Ghalibaf’s sudden zeal for visual art, the article notes, is likely politically motivated. A “canny and ambitious politician despite the two defeats,” Ghalibaf may intend to run for office in the 2016 presidential elections. Art collector and historian Hamid Taheri told the Times, “[This project] is clearly an attempt to win [the people’s] favor. I don’t mind though, it’s amazing to see art across the city.”

Now rising above the streets of Iran are images of Rembrandt paintings, photos by Henri Cartier-Bresson, and Rothko Nos. 3, 10 and 13. Also included is a reproduction of Munch’s The Scream, a choice that will no doubt strike certain residents of Tehran (“who spend hours a day on congested roads”) as empathetic.

The Iranian works, on the other hand, had been selected with far more precaution, or, to put it less euphemistically, with a censoring eye. In Mousavi’s words, “some of the more modern work could lead to objections that we wanted to avoid.”

Only pieces by deceased artists were considered, resulting in the choice of relatively tame images of Persian carpets, paintings inspired by the Book of Kings, and works by painter Bahman Mohassess, fondly known as the “Persian Picasso.”

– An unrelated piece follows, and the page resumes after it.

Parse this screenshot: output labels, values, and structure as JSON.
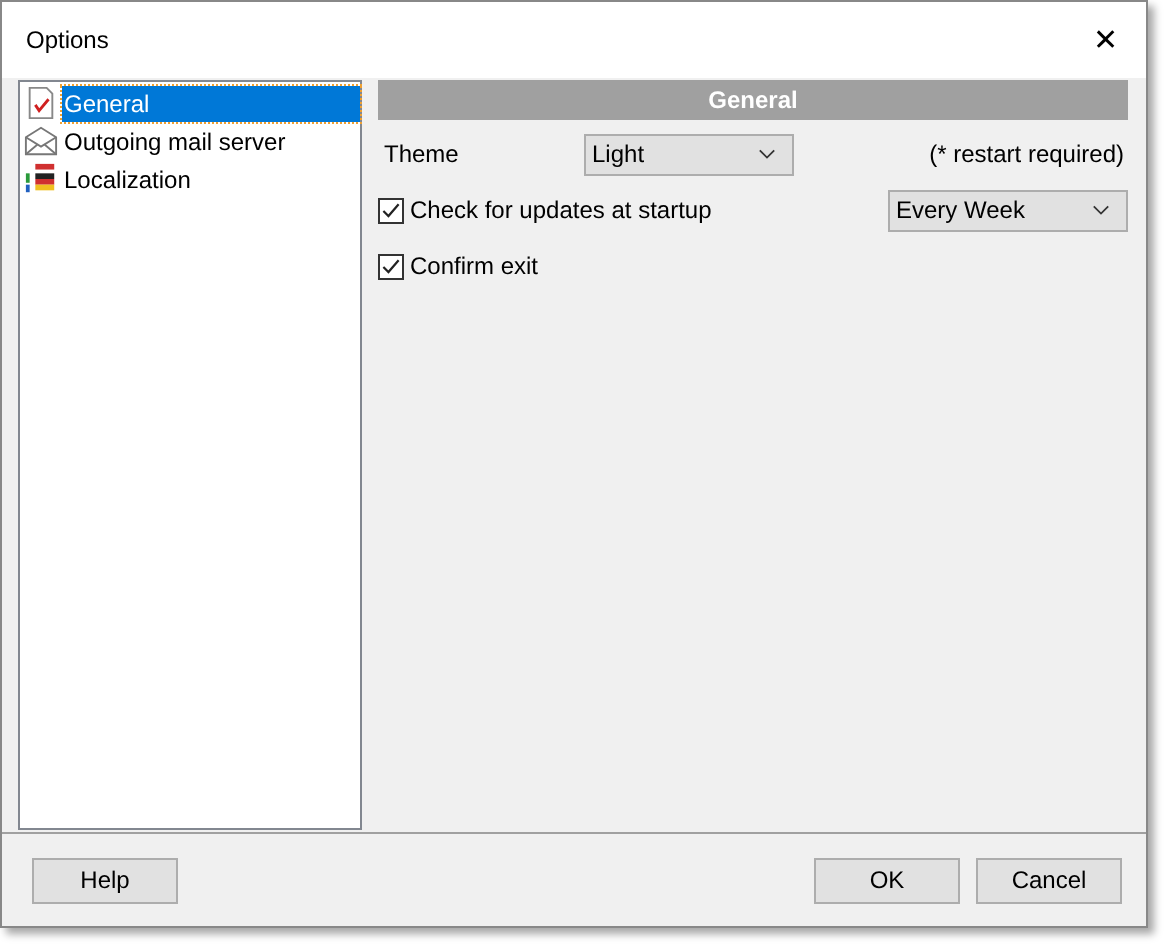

The local response appears to be one of unanimous enthusiasm. A physics student is quoted in the article saying, “This really inspires me to go to a museum for the first time in my life, instead of again going out and smok[ing] a water pipe.” Another, older, citizen of Tehran said he loved the idea, but added, “the city shouldn’t forget the sidewalks need to be cleaned as well.”